Software development inside OpenAI is undergoing a shift as AI agents move from supporting roles to becoming the main interface for building, testing, and maintaining code. OpenAI co-founder Greg Brockman outlined six internal recommendations aimed at reshaping how teams work with agentic systems, following rapid improvements in tools such as Codex since December.
Brockman said engineers now rely on agents for writing most production code, debugging workflows, and handling operational tasks that previously required extensive manual effort. To adapt, OpenAI is restructuring both technical systems and team culture.
The first and most immediate change Brockman outlined is a shift in default behaviour. For any technical task, engineers are now encouraged to start by interacting with an AI agent rather than opening a traditional code editor or command-line tool.
Alongside this, OpenAI wants agent usage to remain safe while being productive enough that most workflows do not require special permissions or additional approvals. The aim is to make agents the natural starting point for development without slowing teams through heavy governance layers.
This change reflects how quickly agent capabilities have expanded, moving from handling unit tests to producing full application logic and infrastructure scripts.
2. Teams must actively learn and assign ownership for agents
Brockman’s second recommendation focuses on adoption rather than technology.
He urged teams to spend time experimenting with the tools instead of assuming what agents can or cannot do. Many engineers who tried newer versions of Codex reported that their workflow changed significantly, while others delayed simply due to workload or habit.
To support this transition, Brockman suggested appointing an “agents captain” within each team — someone responsible for integrating agents into daily workflows. He also encouraged knowledge-sharing channels and company-wide hackathons to accelerate learning and experimentation.
3. Create AGENTS.md files and reusable skills
The third piece of advice centres on documentation designed specifically for AI systems.
OpenAI teams are now encouraged to maintain AGENTS.md files within each project. These documents act as living guides that explain how agents should interact with the codebase, including common tasks, rules, and known failure points.
Alongside this, Brockman recommended building reusable “skills” — automated workflows that agents can perform consistently — and committing them to shared repositories.
Whenever an agent struggles or makes mistakes, teams are expected to update these resources so future interactions improve.
4. Make internal tools accessible to AI systems
Many engineering teams rely on internal dashboards, testing frameworks, deployment pipelines, and monitoring systems. Brockman’s fourth recommendation is to inventory these tools and ensure agents can directly access them.

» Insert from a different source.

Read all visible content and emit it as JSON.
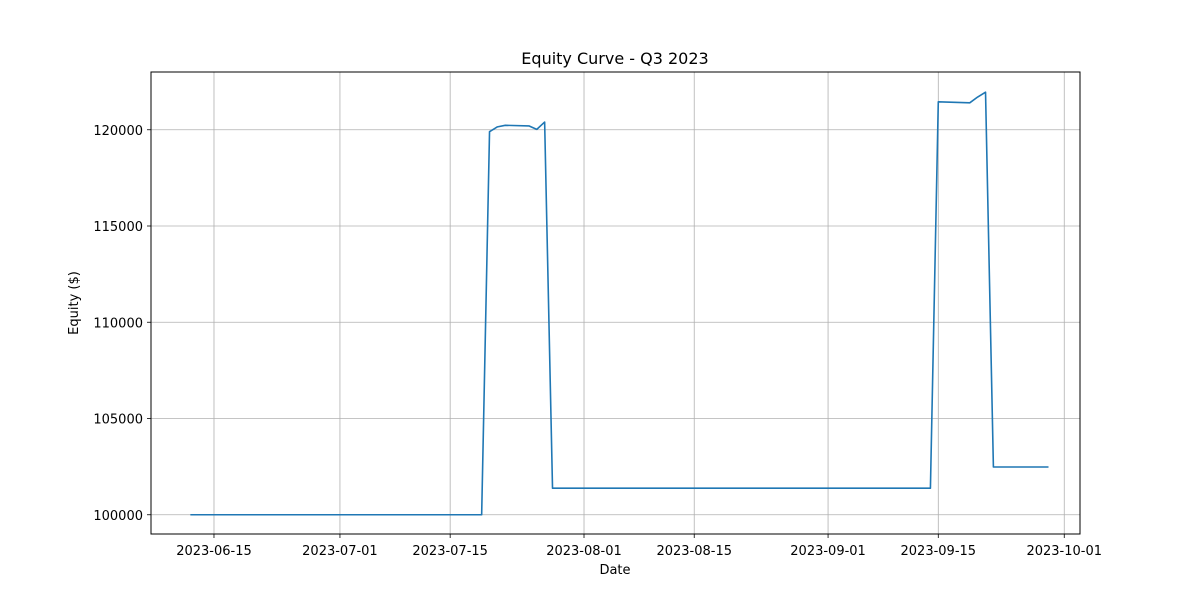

This could involve building command-line interfaces, APIs, or lightweight servers that allow agents to trigger tests, retrieve logs, or deploy services without human intervention.
The goal is to remove friction so agents can operate across the full software lifecycle rather than being limited to code generation alone.
5. ‘Say no to slop’ and protect code quality
One of Brockman’s clearest warnings focused on the risk of low-quality AI-generated code entering production systems.
Managing AI-written software at scale, he said, will require new processes and conventions. While agents can produce functional code quickly, that output can still be hard to maintain, poorly structured, or inconsistent if not carefully reviewed.
Every code change must still have a human owner. Review standards should remain as strict as they are for human-written code, and engineers must fully understand what they approve.
The objective is to prevent “functionally correct but poorly maintainable code” from accumulating over time.
6. Build core infrastructure around agent workflows
The sixth recommendation addresses the systems required to support large-scale agent usage.
Brockman said there is major scope for building foundational infrastructure, including:
Tracking agent activity and decision paths
Monitoring outputs beyond just committed code
Managing which tools agents can access centrally
Improving observability across AI-driven workflows
While core agent tools are improving rapidly, the surrounding infrastructure is still developing. Strong internal systems will be essential for reliability, accountability, and long-term scalability.
A cultural shift in software development
Brockman framed the move toward agent-first development as comparable to earlier transitions such as cloud computing and internet-based software.
The technology alone is not enough. Teams must rethink workflows, accountability, documentation, and collaboration patterns to fully benefit from AI-driven development.
Managers are being encouraged to actively guide this shift, test new processes, and identify safeguards that preserve long-term code health.
As AI agents continue to improve, Brockman suggested that organisations that adapt early will gain speed advantages — while those that treat agents as optional tools may struggle to keep pace.
OpenAI’s six-point approach signals a future where engineers increasingly act as supervisors, system designers, and quality controllers, with AI agents handling much of the execution behind modern software development.